Brown, who worked with Vice President Mike Pence on the withdrawal, cautioned Wednesday that the departure of the Border Protection and immigration agents may not immediately resolve the conflict at the courthouse. Protests have roiled Portland for more than two months since the death of George Floyd, a Black man who died after being pinned at the neck by a white Minneapolis police officer.

Like many other protests nationwide, they sought to highlight and call for an end to racial injustice, but they had increasingly focused on federal property even before the U.S. agents arrived.

“I have grown increasingly concerned at the nightly confrontation between local community members and federal officers. We need to recognize that the protests in Portland are not solely about the federal presence,” Brown said.

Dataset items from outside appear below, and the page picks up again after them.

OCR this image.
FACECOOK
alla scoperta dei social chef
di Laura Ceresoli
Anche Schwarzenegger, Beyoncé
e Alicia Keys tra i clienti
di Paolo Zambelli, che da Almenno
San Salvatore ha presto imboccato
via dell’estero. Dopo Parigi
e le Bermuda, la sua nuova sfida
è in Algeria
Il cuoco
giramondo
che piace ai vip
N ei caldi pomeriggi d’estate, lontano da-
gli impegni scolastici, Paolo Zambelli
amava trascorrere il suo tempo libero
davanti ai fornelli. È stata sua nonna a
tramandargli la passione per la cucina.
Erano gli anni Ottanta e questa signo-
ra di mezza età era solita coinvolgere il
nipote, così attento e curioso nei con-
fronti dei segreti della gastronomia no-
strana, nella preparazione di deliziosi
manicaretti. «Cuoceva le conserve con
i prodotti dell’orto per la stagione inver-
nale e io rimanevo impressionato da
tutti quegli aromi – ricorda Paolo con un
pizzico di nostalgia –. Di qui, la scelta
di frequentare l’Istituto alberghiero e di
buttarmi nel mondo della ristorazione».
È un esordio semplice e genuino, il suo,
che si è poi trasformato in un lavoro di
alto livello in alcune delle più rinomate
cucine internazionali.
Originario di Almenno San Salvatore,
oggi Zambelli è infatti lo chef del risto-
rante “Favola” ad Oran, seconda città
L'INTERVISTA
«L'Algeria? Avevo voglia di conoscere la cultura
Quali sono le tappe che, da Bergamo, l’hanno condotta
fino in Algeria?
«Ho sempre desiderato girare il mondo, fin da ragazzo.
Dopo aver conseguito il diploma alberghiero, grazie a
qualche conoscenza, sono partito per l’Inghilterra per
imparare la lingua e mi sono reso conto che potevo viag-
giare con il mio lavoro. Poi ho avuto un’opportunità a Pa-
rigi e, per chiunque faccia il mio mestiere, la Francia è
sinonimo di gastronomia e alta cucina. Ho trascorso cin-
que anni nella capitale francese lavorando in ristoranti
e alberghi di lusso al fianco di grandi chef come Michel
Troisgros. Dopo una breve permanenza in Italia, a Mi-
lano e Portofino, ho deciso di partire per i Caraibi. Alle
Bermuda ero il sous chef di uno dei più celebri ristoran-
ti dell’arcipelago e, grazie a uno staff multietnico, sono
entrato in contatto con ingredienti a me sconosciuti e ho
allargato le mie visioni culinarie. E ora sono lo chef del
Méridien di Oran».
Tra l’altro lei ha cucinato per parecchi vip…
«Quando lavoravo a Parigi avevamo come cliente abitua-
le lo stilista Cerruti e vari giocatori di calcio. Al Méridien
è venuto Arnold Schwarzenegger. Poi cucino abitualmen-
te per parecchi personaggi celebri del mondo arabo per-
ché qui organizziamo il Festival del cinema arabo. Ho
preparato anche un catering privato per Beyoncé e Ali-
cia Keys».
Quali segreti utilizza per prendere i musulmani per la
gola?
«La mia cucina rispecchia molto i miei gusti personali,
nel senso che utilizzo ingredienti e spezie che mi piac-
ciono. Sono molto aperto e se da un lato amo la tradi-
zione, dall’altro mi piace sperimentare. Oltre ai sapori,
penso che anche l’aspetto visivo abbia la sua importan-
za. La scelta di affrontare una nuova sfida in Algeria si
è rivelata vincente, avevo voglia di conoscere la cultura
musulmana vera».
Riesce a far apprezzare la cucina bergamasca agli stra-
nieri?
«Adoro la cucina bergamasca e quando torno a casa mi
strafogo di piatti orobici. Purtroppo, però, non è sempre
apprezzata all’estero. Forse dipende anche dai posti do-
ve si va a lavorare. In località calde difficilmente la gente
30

Many protesters want to see the Portland Police Bureau defunded and are angry that officers used tear gas on protesters multiple times before the federal government arrived and tensions escalated further. Brown said the departure of the federal agents was a chance to address that anger and begin to make improvements in community policing.

“I will work with community leaders and elected officials to take bolder action to reform our police practices — including those of the Portland Police Bureau. We need to get this right,” she said.

The nightly Portland protests often spiral into violence as demonstrators target the U.S. courthouse with rocks, fireworks and laser pointers. Federal agents respond with tear gas, so-called less-lethal ammunition and arrests.

Protesters have tried almost every night to tear down a fence erected to protect the building, set fires in the street and hurled fireworks, Molotov cocktails and bricks, rocks and bottles at the agents inside. Authorities this week reinforced the fence by putting concrete highway barriers around it.

Demonstrators near the courthouse Wednesday were met before dawn with tear gas, pepper balls and impact munitions fired by agents, the Oregonian newspaper reported.